— Machineur à la fosse du Voreux, logé chez Rasseneur. Il est Russe. C’est le dernier-né d’une famille noble du gouvernement de Toula. A Saint-Pétersbourg, où il faisait sa médecine, la passion socialiste l’a décidé à apprendre un métier manuel, celui de mécanicien, pour se mêler au peuple, le connaître et l’aider en frère. C’est de ce métier qu’il vit maintenant, après s’être enfui à la suite d’un attentat contre la vie de l’empereur ; pendant un mois, il a vécu dans la cave d’un fruitier, creusant une mine au travers de la rue, chargeant des bombes sons la continuelle menace de sauter avec la maison [156]. Une fois déjà, il avait failli être pris dans une autre affaire, une explosion sous la voie ferrée; plusieurs conjurés et sa maîtresse Annouchka avaient été pendus sous ses yeux [509]. Renié par sa famille, sans argent, mis comme étranger à l’index des ateliers Français qui voient en lui un espion, il allait mourir de faim lorsque la Compagnie de Montsou l’a embauché, dans une heure de presse. Depuis un an, il travaille là en bon ouvrier, sobre, silencieux, faisant une semaine le service de jour et une semaine le service de nuit, si exact que les chefs le citent en exemple [156].

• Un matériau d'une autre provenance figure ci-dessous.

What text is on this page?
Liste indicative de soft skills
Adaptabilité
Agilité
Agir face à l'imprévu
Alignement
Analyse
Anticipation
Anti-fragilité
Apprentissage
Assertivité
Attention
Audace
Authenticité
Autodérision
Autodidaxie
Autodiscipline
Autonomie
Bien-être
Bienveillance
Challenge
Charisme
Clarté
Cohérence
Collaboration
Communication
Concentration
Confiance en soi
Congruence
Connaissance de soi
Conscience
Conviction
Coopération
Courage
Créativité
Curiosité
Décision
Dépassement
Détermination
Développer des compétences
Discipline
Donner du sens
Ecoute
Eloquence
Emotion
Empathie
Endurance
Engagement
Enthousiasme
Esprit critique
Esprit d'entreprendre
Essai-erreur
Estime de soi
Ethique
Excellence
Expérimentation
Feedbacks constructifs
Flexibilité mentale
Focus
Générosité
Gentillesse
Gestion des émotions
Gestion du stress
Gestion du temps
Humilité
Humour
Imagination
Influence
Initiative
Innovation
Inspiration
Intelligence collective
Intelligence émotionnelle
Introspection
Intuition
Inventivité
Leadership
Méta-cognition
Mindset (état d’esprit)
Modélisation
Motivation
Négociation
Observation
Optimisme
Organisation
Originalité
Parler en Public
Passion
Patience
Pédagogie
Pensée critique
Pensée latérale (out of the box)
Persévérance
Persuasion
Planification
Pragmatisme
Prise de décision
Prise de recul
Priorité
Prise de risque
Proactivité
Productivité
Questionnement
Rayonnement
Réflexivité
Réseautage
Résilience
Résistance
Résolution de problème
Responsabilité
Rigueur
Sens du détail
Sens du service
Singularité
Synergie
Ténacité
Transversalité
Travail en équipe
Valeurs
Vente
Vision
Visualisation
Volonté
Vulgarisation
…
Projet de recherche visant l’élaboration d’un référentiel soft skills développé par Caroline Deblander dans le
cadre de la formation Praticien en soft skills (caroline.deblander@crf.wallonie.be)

Agé d’une trentaine d’années, il est élancé, blond, avec une figure fine encadrée de grands cheveux et d’une barbe légère; ses dents blanches et pointues, sa bouche et son nez minces, le rose de son teint, lui donnent un air de fille, un air de douceur entêtée, que le reflet gris de ses yeux d’acier ensauvage par éclairs. Dans sa chambre d’ouvrier pauvre, il n’y a qu’une caisse de papiers et de livres. Pour lui, la femme est un garçon, un camarade, quand elle a la fraternité et le courage d’un homme; autrement, à quoi bon se mettre au cœur une lâcheté possible? Ni femme, ni ami, il ne veut aucun lien, il est libre de son sang et du sang des autres. Il ne boit jamais, il fume d’éternelles cigarettes, il vit dans l’estaminet de Rasseneur, aimant avoir sur ses genoux un lapin familier, grosse mère toujours pleine, qu’il appelle Pologne; et chaque jour, sans se lasser, d’un geste inconscient, il caresse celte bête, il passe la main sur la soie grise de son poil, l’air calmé par la douceur tiède et vivante qui s’en dégage.
La théorie politique et sociale de Souvarine est celle de la destruction, le feu aux quatre coins des villes, les nations fauchées, ce monde anéanti pour qu’il en repousse un meilleur; il faut qu’une série d’effroyables attentats épouvante les puissants et réveille le peuple [272] ; tous les raisonnements sur l’avenir sont criminels, parce qu’ils empêchent la destruction pure et entravent la marche de la révolution [273]. C’est avec un air de ferveur religieuse qu’il parle de Bakounine l’exterminateur, qui va prendre en main l’Internationale et, avant trois ans, écrasera le vieux monde. En attendant, il hausse les épaules devant les palliatifs du socialisme : bêtise la croyance en l’amélioration possible des salaires, bêtises les sociétés coopératives, bêtises les grèves [198], bêtise aussi l’action des masses se jetant vers les puits pour arrêter le travail; deux gaillards résolus font plus de besogne qu’une foule [357]. Il a le mépris des beaux parleurs, des gaillards qui entrent dans la politique comme on entre au barreau, pour y gagner des rentes, à coups de phrases; il s’irrite contre ces ouvriers dont la haine des bourgeois vient uniquement du besoin enragé d’être des bourgeois à leur place; il voudrait anéantir celle race de poltrons et de jouisseurs [453].
Et quand le troupeau vaincu reprend le chemin de la fosse, ce Souvarine qui avait eu de grosses larmes devant sa lapine Pologne mise en ragoût, décide froidement de supprimer le Voreux et tout ce qu’il contient, choses, bêtes et hommes, en y précipitant les eaux d’une mer souterraine. Il accomplit cette œuvre de témérité folle, dans une fureur de destruction où il risque vingt fois sa vie. Et lorsque le torrent envahit la mine, lorsque tout s’effondre sur la poignée de misérables agonisant au fond, Souvarine jette sa dernière cigarette et s’éloigne sans un regard en arrière, allant, de son air tranquille, à l’extermination, vers l’inconnu [536].(Germinal.)